Aeriscardovia aeriphila

Scientific classification
- Domain: Bacteria
- Kingdom: Bacillati
- Phylum: Actinomycetota
- Class: Actinomycetes
- Order: Bifidobacteriales
- Family: Bifidobacteriaceae
- Genus: Aeriscardovia Simpson et al. 2004
- Species: A. aeriphila
- Binomial name: Aeriscardovia aeriphila Simpson et al. 2004
- Type strain: DSM 22365 JCM 15959 LMG 21773 NCIMB 13939 T6

= Aeriscardovia aeriphila =

- Authority: Simpson et al. 2004
- Parent authority: Simpson et al. 2004

Species of bacteria

Aeriscardovia aeriphila is a species of bacteria in the phylum Actinomycetota.

==Etymology==

The name Aeriscardovia derives from: Latin masculine gender noun aer aeris, air; Neo-Latin feminine gender noun Scardovia, a bacterial generic name to honor Vittorio Scardovi, an Italian microbiologist; Neo-Latin feminine gender noun Aeriscardovia, cells similar to the genus Scardovia that can grow in air.
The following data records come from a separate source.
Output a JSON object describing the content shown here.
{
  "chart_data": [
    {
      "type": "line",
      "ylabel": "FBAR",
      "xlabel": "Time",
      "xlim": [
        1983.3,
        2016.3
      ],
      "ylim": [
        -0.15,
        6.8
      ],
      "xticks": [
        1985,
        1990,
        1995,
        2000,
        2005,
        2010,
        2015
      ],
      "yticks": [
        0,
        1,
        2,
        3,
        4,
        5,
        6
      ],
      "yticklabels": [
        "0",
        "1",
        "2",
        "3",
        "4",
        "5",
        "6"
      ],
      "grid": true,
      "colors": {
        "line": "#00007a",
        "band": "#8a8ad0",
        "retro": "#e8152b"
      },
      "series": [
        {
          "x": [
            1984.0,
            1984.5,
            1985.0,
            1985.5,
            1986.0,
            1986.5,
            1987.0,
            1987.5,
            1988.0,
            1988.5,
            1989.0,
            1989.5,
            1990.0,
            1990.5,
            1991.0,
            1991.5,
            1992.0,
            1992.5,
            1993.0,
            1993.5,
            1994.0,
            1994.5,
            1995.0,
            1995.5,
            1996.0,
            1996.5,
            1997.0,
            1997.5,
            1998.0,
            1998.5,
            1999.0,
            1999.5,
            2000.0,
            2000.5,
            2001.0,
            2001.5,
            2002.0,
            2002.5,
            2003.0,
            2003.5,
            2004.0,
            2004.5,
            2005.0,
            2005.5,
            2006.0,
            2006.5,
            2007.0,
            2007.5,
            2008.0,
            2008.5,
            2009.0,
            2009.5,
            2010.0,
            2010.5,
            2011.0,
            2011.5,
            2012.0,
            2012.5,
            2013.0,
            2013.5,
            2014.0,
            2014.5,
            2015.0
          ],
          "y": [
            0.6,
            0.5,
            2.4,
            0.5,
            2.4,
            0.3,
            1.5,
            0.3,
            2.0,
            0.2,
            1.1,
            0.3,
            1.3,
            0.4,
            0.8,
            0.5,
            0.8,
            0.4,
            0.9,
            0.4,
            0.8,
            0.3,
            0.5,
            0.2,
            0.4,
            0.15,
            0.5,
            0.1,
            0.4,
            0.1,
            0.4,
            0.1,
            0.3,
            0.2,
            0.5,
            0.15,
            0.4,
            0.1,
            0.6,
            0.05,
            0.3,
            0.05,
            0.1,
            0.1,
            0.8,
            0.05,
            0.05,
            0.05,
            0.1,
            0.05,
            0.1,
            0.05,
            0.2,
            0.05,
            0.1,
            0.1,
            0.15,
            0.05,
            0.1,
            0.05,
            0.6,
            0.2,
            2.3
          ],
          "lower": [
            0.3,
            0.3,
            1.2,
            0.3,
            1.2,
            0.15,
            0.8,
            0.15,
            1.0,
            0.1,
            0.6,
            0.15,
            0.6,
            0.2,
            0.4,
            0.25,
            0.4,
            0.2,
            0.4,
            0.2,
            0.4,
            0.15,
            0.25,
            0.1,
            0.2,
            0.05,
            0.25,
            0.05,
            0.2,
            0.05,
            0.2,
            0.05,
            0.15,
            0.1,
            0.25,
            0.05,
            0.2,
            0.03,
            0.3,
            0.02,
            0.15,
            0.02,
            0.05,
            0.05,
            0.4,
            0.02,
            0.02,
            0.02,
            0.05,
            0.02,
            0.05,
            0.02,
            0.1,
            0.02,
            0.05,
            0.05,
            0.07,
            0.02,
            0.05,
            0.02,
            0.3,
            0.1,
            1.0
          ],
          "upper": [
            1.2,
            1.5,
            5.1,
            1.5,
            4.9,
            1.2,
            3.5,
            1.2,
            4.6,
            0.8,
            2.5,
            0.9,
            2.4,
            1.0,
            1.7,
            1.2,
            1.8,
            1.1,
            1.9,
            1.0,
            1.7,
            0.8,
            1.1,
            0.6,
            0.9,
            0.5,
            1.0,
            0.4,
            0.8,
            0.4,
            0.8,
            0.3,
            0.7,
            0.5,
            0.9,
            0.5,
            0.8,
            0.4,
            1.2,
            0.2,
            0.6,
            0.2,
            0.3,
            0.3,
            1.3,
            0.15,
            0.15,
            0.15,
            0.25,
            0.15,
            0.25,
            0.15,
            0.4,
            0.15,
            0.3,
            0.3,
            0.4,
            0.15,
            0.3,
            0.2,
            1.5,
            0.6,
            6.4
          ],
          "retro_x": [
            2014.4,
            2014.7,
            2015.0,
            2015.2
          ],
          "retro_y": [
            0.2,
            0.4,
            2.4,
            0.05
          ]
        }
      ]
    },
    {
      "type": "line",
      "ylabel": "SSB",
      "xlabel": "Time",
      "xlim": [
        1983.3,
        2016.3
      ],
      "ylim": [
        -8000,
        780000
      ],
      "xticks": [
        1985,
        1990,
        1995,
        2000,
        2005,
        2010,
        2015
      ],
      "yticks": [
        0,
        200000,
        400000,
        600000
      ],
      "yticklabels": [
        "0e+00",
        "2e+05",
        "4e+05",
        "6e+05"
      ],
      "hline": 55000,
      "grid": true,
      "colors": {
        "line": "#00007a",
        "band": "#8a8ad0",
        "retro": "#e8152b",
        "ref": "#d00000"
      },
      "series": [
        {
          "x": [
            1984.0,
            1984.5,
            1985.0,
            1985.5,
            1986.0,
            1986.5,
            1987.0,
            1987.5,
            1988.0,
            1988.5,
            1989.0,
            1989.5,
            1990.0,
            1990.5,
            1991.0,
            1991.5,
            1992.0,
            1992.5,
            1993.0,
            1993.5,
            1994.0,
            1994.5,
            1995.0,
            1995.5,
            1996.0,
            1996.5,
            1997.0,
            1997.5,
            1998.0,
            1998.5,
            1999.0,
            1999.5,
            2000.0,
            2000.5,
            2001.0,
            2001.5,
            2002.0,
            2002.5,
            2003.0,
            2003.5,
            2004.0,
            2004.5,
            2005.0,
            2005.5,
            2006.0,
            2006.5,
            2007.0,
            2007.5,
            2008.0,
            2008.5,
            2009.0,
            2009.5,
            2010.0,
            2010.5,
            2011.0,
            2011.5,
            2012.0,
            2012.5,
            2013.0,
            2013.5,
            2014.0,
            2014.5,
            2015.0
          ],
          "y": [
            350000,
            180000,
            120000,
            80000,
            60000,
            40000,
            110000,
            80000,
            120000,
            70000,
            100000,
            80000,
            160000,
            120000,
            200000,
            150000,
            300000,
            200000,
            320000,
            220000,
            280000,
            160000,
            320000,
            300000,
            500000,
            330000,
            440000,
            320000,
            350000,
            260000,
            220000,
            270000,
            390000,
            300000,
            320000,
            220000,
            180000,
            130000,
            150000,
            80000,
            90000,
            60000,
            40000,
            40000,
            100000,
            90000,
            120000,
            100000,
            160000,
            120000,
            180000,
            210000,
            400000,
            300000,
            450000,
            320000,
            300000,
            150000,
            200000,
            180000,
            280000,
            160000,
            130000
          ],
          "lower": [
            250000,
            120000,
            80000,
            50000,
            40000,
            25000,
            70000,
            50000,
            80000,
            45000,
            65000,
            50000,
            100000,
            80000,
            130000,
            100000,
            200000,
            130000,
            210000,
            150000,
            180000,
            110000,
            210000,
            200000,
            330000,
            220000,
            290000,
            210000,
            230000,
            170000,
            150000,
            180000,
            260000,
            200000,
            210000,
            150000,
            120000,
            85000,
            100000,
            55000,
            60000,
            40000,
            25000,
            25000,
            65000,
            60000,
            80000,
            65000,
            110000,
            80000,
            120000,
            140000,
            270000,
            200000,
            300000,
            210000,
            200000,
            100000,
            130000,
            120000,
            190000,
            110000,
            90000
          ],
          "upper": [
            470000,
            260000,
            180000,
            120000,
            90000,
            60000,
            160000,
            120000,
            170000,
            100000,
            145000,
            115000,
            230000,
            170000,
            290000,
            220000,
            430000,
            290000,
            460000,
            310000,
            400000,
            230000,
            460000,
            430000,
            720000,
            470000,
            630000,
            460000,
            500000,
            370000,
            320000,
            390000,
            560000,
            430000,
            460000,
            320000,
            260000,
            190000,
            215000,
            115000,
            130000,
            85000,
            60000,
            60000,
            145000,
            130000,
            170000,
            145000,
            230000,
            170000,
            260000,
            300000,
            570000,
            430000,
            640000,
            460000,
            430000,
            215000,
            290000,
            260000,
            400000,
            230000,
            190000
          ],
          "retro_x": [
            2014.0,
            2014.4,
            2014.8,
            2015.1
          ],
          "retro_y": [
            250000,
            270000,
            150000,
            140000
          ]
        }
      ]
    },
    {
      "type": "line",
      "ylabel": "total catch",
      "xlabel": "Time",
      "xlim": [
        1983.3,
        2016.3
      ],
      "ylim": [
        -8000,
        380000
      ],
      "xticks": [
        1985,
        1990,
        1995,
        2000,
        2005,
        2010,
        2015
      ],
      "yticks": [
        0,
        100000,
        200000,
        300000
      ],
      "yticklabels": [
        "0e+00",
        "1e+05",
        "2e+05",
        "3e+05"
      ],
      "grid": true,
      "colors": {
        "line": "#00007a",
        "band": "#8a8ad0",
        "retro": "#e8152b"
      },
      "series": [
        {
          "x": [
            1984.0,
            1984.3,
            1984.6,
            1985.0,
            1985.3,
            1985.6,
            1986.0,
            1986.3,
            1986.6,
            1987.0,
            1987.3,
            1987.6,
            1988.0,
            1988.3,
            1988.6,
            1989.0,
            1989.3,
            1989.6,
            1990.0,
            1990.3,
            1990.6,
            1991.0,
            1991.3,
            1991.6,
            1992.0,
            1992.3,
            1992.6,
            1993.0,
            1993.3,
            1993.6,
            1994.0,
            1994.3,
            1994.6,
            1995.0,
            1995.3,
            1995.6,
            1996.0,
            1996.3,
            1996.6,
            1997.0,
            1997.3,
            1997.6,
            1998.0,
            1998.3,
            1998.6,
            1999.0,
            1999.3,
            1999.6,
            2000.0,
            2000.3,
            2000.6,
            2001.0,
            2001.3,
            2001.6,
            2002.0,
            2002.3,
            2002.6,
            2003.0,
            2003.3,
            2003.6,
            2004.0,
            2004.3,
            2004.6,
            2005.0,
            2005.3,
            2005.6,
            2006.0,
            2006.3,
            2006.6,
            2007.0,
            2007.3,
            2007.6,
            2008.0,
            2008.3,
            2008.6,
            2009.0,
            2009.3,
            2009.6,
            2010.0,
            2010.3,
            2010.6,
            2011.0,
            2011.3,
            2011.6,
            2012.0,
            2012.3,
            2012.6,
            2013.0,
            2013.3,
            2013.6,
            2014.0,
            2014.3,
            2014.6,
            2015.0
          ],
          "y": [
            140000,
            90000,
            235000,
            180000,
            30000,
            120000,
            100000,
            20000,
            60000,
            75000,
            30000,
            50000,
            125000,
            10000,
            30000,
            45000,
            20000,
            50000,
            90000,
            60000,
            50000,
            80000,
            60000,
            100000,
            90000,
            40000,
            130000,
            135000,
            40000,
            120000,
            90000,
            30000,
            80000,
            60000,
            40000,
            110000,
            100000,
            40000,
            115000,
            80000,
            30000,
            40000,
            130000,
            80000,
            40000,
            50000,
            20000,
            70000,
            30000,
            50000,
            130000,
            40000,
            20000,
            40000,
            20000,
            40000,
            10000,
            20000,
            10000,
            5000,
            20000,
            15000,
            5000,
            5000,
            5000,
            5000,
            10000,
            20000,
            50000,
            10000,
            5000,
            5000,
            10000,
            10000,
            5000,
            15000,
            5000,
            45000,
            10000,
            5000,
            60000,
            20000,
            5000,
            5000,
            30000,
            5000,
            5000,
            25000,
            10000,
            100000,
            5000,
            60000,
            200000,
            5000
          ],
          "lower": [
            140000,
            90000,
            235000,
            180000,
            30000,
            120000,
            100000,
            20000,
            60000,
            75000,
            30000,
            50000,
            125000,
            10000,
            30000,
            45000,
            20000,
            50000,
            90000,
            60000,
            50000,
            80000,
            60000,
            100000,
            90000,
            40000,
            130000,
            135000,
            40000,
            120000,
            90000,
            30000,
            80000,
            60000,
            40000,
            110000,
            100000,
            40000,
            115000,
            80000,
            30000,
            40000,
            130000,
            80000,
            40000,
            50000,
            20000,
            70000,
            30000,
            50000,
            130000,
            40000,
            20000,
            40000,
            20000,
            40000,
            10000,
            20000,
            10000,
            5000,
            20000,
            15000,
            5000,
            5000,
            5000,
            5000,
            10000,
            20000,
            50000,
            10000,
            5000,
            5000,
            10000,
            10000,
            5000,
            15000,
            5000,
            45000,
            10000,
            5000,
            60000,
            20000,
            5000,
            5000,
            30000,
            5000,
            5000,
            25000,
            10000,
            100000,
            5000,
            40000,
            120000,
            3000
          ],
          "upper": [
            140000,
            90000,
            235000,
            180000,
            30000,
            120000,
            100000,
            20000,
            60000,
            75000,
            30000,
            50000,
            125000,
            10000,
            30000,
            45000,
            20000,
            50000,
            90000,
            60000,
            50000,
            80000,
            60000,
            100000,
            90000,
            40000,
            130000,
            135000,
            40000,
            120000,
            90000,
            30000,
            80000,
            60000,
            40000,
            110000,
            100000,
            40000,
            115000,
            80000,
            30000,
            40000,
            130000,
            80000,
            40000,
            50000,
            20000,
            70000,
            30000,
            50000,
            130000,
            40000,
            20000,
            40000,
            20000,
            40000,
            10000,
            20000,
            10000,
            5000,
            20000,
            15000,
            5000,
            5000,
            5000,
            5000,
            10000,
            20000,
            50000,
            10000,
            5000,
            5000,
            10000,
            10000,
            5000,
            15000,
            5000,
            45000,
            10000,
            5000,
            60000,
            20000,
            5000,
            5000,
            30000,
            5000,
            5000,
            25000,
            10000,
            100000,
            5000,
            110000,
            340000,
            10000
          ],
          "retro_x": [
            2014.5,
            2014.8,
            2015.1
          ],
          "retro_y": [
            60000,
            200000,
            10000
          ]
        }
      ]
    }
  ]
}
The species epithet (aeriphila) drives from: Latin masculine gender noun aer aeris, air; Neo-Latin adjective philus from Greek adjective philos (φίλος) meaning friend, loving; Neo-Latin feminine gender adjective aeriphila, air-loving.)

This species was isolated from the intestines of a pig.